Alternativa B - ISRS (contínuo ou fase lútea); considerar ACO 24/4 se não houver resposta/contraindicações; intervenções psicoterápicas/psicoeducativas em todos os casos.
Fundamentação Clínica do TDPM
O Transtorno Disfórico Pré-Menstrual (TDPM) é uma condição grave caracterizada por sintomas emocionais e físicos intensos que ocorrem na fase lútea do ciclo menstrual. O tratamento deve ser multimodal, combinando abordagens farmacológicas e psicossociais.
Por que a Alternativa B está correta?
Esta opção reflete o consenso atual das diretrizes clínicas (como as da APA e sociedades de ginecologia/psiquiatria):
- ISRS (Inibidores Seletivos de Recaptação de Serotonina): São considerados a primeira linha de tratamento farmacológico.
- Podem ser administrados de forma contínua (todo o ciclo) ou apenas durante a fase lútea (início dos sintomas até a menstruação).
- Exemplos comuns: Fluoxetina, Sertralina, Escitalopram.
- ACO (Anticoncepcional Oral Combinado): Geralmente considerado quando há falha aos ISRS ou como terapia adjuvante.
- Formulações contínuas (como 24/4 ou contínuas) são preferíveis para evitar a "semana de pausa", que pode reativar os sintomas devido à queda hormonal abrupta.
- Psicoterapia/Psicopedagogia: É recomendada para todos os pacientes, independentemente da gravidade, visando estratégias de enfrentamento (coping) e educação sobre o transtorno.

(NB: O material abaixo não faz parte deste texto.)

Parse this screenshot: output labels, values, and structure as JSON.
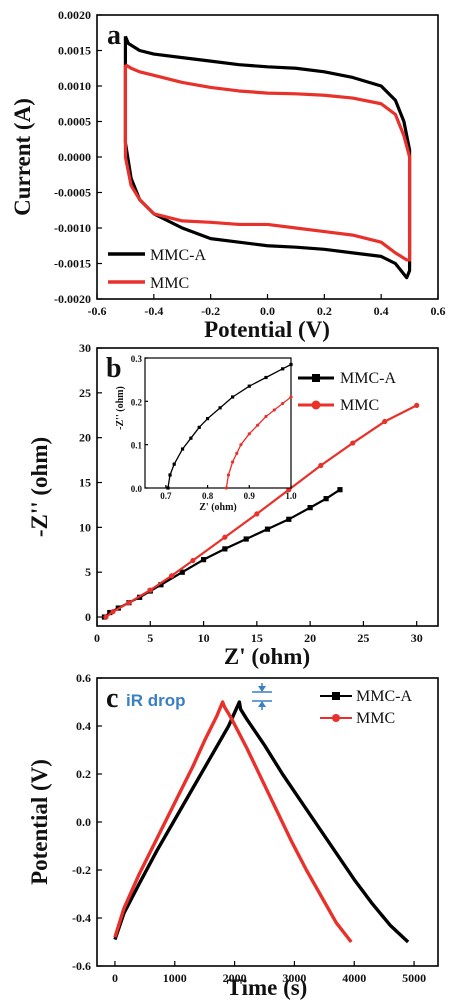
{
  "chart_data": [
    {
      "type": "line",
      "panel": "a",
      "xlabel": "Potential (V)",
      "ylabel": "Current (A)",
      "xlim": [
        -0.6,
        0.6
      ],
      "ylim": [
        -0.002,
        0.002
      ],
      "xticks": [
        "-0.6",
        "-0.4",
        "-0.2",
        "0.0",
        "0.2",
        "0.4",
        "0.6"
      ],
      "yticks": [
        "-0.0020",
        "-0.0015",
        "-0.0010",
        "-0.0005",
        "0.0000",
        "0.0005",
        "0.0010",
        "0.0015",
        "0.0020"
      ],
      "legend": "bottom-left",
      "series": [
        {
          "name": "MMC-A",
          "color": "#000000",
          "x": [
            -0.5,
            -0.49,
            -0.45,
            -0.4,
            -0.3,
            -0.2,
            -0.1,
            0.0,
            0.1,
            0.2,
            0.3,
            0.4,
            0.45,
            0.48,
            0.5,
            0.5,
            0.49,
            0.45,
            0.4,
            0.3,
            0.2,
            0.1,
            0.0,
            -0.1,
            -0.2,
            -0.3,
            -0.4,
            -0.45,
            -0.48,
            -0.5,
            -0.5
          ],
          "y": [
            0.0017,
            0.0016,
            0.0015,
            0.00145,
            0.0014,
            0.00135,
            0.0013,
            0.00127,
            0.00125,
            0.0012,
            0.00112,
            0.001,
            0.0008,
            0.0005,
            0.0001,
            -0.0016,
            -0.0017,
            -0.0015,
            -0.0014,
            -0.00135,
            -0.0013,
            -0.00127,
            -0.00125,
            -0.0012,
            -0.00115,
            -0.001,
            -0.0008,
            -0.0006,
            -0.0003,
            0.0002,
            0.0017
          ]
        },
        {
          "name": "MMC",
          "color": "#e8312b",
          "x": [
            -0.5,
            -0.48,
            -0.45,
            -0.4,
            -0.3,
            -0.2,
            -0.1,
            0.0,
            0.1,
            0.2,
            0.3,
            0.4,
            0.45,
            0.48,
            0.5,
            0.5,
            0.49,
            0.45,
            0.4,
            0.3,
            0.2,
            0.1,
            0.0,
            -0.1,
            -0.2,
            -0.3,
            -0.4,
            -0.45,
            -0.48,
            -0.5,
            -0.5
          ],
          "y": [
            0.0013,
            0.00125,
            0.0012,
            0.00115,
            0.00105,
            0.00098,
            0.00093,
            0.0009,
            0.00089,
            0.00087,
            0.00083,
            0.00075,
            0.0006,
            0.0003,
            0.0,
            -0.00145,
            -0.00145,
            -0.00135,
            -0.0012,
            -0.0011,
            -0.00105,
            -0.001,
            -0.00095,
            -0.00095,
            -0.00092,
            -0.0009,
            -0.0008,
            -0.0006,
            -0.0004,
            0.0,
            0.0013
          ]
        }
      ]
    },
    {
      "type": "line",
      "panel": "b",
      "xlabel": "Z' (ohm)",
      "ylabel": "-Z'' (ohm)",
      "xlim": [
        0,
        32
      ],
      "ylim": [
        -1,
        30
      ],
      "xticks": [
        "0",
        "5",
        "10",
        "15",
        "20",
        "25",
        "30"
      ],
      "yticks": [
        "0",
        "5",
        "10",
        "15",
        "20",
        "25",
        "30"
      ],
      "legend": "top-right",
      "series": [
        {
          "name": "MMC-A",
          "color": "#000000",
          "x": [
            0.7,
            1.2,
            2.0,
            3.0,
            4.0,
            5.0,
            6.0,
            8.0,
            10.0,
            12.0,
            14.0,
            16.0,
            18.0,
            20.0,
            21.5,
            22.8
          ],
          "y": [
            0.0,
            0.5,
            1.0,
            1.6,
            2.2,
            2.9,
            3.6,
            5.0,
            6.4,
            7.6,
            8.7,
            9.8,
            10.9,
            12.2,
            13.2,
            14.2
          ]
        },
        {
          "name": "MMC",
          "color": "#e8312b",
          "x": [
            0.84,
            1.5,
            3.0,
            5.0,
            7.0,
            9.0,
            12.0,
            15.0,
            18.0,
            21.0,
            24.0,
            27.0,
            30.0
          ],
          "y": [
            0.0,
            0.6,
            1.6,
            3.0,
            4.6,
            6.3,
            8.9,
            11.5,
            14.2,
            16.9,
            19.4,
            21.8,
            23.6
          ]
        }
      ],
      "inset": {
        "xlabel": "Z' (ohm)",
        "ylabel": "-Z'' (ohm)",
        "xlim": [
          0.65,
          1.0
        ],
        "ylim": [
          0,
          0.3
        ],
        "xticks": [
          "0.7",
          "0.8",
          "0.9",
          "1.0"
        ],
        "yticks": [
          "0.0",
          "0.1",
          "0.2",
          "0.3"
        ],
        "series": [
          {
            "name": "MMC-A",
            "color": "#000000",
            "x": [
              0.705,
              0.71,
              0.72,
              0.74,
              0.76,
              0.78,
              0.8,
              0.83,
              0.86,
              0.9,
              0.94,
              0.98,
              1.0
            ],
            "y": [
              0.0,
              0.03,
              0.055,
              0.09,
              0.115,
              0.14,
              0.16,
              0.185,
              0.21,
              0.235,
              0.255,
              0.275,
              0.285
            ]
          },
          {
            "name": "MMC",
            "color": "#e8312b",
            "x": [
              0.845,
              0.85,
              0.86,
              0.87,
              0.88,
              0.9,
              0.92,
              0.94,
              0.96,
              0.98,
              1.0
            ],
            "y": [
              0.0,
              0.03,
              0.06,
              0.08,
              0.1,
              0.125,
              0.145,
              0.165,
              0.18,
              0.195,
              0.21
            ]
          }
        ]
      }
    },
    {
      "type": "line",
      "panel": "c",
      "xlabel": "Time (s)",
      "ylabel": "Potential (V)",
      "xlim": [
        -300,
        5400
      ],
      "ylim": [
        -0.6,
        0.6
      ],
      "xticks": [
        "0",
        "1000",
        "2000",
        "3000",
        "4000",
        "5000"
      ],
      "yticks": [
        "-0.6",
        "-0.4",
        "-0.2",
        "0.0",
        "0.2",
        "0.4",
        "0.6"
      ],
      "legend": "top-right",
      "annotation": "iR drop",
      "series": [
        {
          "name": "MMC-A",
          "color": "#000000",
          "x": [
            0,
            150,
            400,
            700,
            1000,
            1300,
            1600,
            1900,
            2080,
            2100,
            2200,
            2500,
            2800,
            3100,
            3400,
            3700,
            4000,
            4300,
            4600,
            4900
          ],
          "y": [
            -0.49,
            -0.38,
            -0.26,
            -0.12,
            0.01,
            0.14,
            0.27,
            0.4,
            0.5,
            0.47,
            0.43,
            0.32,
            0.2,
            0.09,
            -0.02,
            -0.13,
            -0.24,
            -0.34,
            -0.43,
            -0.5
          ]
        },
        {
          "name": "MMC",
          "color": "#e8312b",
          "x": [
            0,
            150,
            400,
            700,
            1000,
            1300,
            1500,
            1700,
            1800,
            1830,
            1950,
            2200,
            2450,
            2700,
            2950,
            3200,
            3450,
            3700,
            3950
          ],
          "y": [
            -0.48,
            -0.36,
            -0.22,
            -0.07,
            0.08,
            0.23,
            0.34,
            0.44,
            0.5,
            0.48,
            0.43,
            0.31,
            0.18,
            0.05,
            -0.08,
            -0.2,
            -0.31,
            -0.42,
            -0.5
          ]
        }
      ]
    }
  ],
  "panels": {
    "a": {
      "letter": "a"
    },
    "b": {
      "letter": "b"
    },
    "c": {
      "letter": "c"
    }
  }
}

Análise das Alternativas Incorretas
| Alternativa | Erro Principal | Explicação |
|---|
| A | Evitar ISRS | Os ISRS são o tratamento padrão-ouro para os sintomas depressivos/ansiosos do TDPM. Iniciar com anticoncepcional sem tentar ISRS não é a conduta padrão inicial. |
| C | Painel Hormonal | Níveis hormonais séricos geralmente estão normais em mulheres com TDPM. O diagnóstico é clínico (sintomas diários prospectivos), não baseado em dosagem hormonal mensal. |
| D | Psicoterapia restrita | Intervenções psicológicas são parte integrante do tratamento global, auxiliando na adesão medicamentosa e manejo de estresse, devendo estar disponíveis em todos os níveis de gravidade. |
Conclusão
A abordagem mais eficaz e baseada em evidências combina o uso de ISRS como base farmacológica, o uso criterioso de anticoncepcionais contínuos como alternativa ou complemento, e suporte psicológico estruturado para o paciente. Portanto, a Alternativa B descreve corretamente essa sequência terapêutica integrada.